70. A method according to claim 69 wherein said polypeptide or protein is a member selected from the group consisting of oxytocin, vasopressin, adrenocorticotropic hormone, epidermal growth factor, platelet derived growth factor (PDGF), prolactin, luliberin, luteinizing hormone releasing hormone (LHRH), LHRH agonists, LHRH antagonists, growth hormone (human, porcine, bovine, etc.), growth hormone release factor, insulin, somatostatin, glucagon, interleukin-2 (IL-2), interferon-alpha, beta, or gamma, gastrin, tetragastrin, pentagastrin, urogastrone, secretin, calcitonin, enkephalins, endorphins, angiotensins, thyrotropin releasing hormone (TRH), factor of tumor necrosis (TNF), nerve growth factor (NGF), granule cell colony stimulation factor (G-CSF), granulocyte macrophage colony stimulation factor (GM-CSF), macrophage colony stimulation factor (M-CSF), heparinase, bone morphogenic protein (BMP), hANP, glucagon-like peptide (GLP-1), interleukin-11 (IL-11), renin, bradykinin, bacitracins, polymyxins, colistins, tirocidin, gramicidins, cyclosporins, as well as analogues synthetics, modifications and pharmacologically active fragments thereof, enzymes, cytokines, monoclonal antibodies and vaccines.

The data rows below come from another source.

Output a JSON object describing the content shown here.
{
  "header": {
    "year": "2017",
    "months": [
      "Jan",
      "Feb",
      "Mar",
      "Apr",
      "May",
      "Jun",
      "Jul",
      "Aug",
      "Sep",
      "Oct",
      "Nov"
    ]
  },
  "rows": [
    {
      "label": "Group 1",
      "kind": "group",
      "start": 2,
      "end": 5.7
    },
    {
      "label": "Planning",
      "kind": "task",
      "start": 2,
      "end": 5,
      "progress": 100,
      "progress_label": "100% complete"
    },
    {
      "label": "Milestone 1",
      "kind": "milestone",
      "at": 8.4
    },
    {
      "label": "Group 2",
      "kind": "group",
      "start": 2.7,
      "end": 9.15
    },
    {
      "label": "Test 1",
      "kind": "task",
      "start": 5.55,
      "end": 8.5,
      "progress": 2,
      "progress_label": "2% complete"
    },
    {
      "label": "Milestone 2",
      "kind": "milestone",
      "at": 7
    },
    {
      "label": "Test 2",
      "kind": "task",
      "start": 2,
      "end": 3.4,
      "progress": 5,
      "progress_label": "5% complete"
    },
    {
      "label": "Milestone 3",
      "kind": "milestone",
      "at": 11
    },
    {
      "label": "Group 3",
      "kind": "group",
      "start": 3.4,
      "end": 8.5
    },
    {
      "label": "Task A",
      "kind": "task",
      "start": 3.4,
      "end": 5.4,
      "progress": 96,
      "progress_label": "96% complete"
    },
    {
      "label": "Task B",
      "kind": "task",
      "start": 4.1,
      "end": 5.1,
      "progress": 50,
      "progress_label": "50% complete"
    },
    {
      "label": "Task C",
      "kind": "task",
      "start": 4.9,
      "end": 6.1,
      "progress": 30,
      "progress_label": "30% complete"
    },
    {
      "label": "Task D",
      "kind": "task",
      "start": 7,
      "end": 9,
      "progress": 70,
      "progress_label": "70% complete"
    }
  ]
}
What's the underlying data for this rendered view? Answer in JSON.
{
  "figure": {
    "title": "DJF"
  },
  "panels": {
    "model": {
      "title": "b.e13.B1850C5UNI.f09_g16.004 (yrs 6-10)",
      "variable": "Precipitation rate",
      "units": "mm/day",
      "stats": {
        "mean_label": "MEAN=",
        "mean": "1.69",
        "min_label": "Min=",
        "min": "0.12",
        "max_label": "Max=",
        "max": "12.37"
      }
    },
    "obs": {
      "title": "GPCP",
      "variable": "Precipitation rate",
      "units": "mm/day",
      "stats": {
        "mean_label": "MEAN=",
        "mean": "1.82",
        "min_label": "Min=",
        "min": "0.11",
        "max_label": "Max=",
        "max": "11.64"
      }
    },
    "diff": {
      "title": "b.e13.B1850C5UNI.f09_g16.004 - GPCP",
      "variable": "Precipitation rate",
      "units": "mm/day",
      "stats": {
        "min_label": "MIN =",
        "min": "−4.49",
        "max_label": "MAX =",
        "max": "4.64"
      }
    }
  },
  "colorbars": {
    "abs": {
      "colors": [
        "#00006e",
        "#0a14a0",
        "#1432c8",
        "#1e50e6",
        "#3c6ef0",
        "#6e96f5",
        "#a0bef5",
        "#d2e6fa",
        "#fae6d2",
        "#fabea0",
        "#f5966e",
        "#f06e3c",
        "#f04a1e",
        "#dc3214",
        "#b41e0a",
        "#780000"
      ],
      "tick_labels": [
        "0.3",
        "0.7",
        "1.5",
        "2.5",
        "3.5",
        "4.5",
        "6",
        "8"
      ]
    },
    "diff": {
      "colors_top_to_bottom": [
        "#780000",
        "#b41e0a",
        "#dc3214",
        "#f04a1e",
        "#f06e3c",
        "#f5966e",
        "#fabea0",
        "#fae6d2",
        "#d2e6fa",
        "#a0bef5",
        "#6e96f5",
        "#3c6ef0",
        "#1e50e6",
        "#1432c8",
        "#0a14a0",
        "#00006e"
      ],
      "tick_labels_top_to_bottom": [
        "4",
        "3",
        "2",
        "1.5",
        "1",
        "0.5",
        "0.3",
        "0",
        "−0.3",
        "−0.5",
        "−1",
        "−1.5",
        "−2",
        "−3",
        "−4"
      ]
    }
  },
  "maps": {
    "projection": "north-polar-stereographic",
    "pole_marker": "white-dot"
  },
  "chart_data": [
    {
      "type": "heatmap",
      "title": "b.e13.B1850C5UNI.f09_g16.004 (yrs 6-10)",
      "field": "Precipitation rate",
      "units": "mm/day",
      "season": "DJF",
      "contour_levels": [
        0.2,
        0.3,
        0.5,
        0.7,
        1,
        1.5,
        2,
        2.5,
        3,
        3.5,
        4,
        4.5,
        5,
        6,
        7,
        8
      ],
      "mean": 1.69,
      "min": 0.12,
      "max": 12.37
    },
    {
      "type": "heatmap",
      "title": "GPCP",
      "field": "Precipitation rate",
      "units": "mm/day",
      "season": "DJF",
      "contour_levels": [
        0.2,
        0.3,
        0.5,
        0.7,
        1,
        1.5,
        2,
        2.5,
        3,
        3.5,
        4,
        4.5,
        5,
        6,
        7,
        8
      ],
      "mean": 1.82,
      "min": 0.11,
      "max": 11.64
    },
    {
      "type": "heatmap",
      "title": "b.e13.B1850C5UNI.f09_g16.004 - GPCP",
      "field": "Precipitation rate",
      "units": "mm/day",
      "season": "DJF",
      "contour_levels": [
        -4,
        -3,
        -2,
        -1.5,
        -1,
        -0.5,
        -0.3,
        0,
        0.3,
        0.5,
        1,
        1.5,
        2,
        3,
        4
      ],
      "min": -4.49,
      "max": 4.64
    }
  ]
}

71. 71. A method according to claim 69 wherein the drug content of said composition is between about 0.01 and 20% by weight.
72. 72. A method according to claim 66 wherein said administered drug is an anticancer or cell antiproliferative agent.
73. 73. A method according to claim 72 wherein said drug is an anticancer agent selected from the group consisting of mitomycin, bleomycin, BCNU, carboplatin, doxorubicin, daunorubicin, methotrexate, paclitaxel, taxotere, actinomycin D and camptothecin.
74. 74. A method according to claim 72 wherein the drug content of said composition is between about 0.01 and 20% by weight.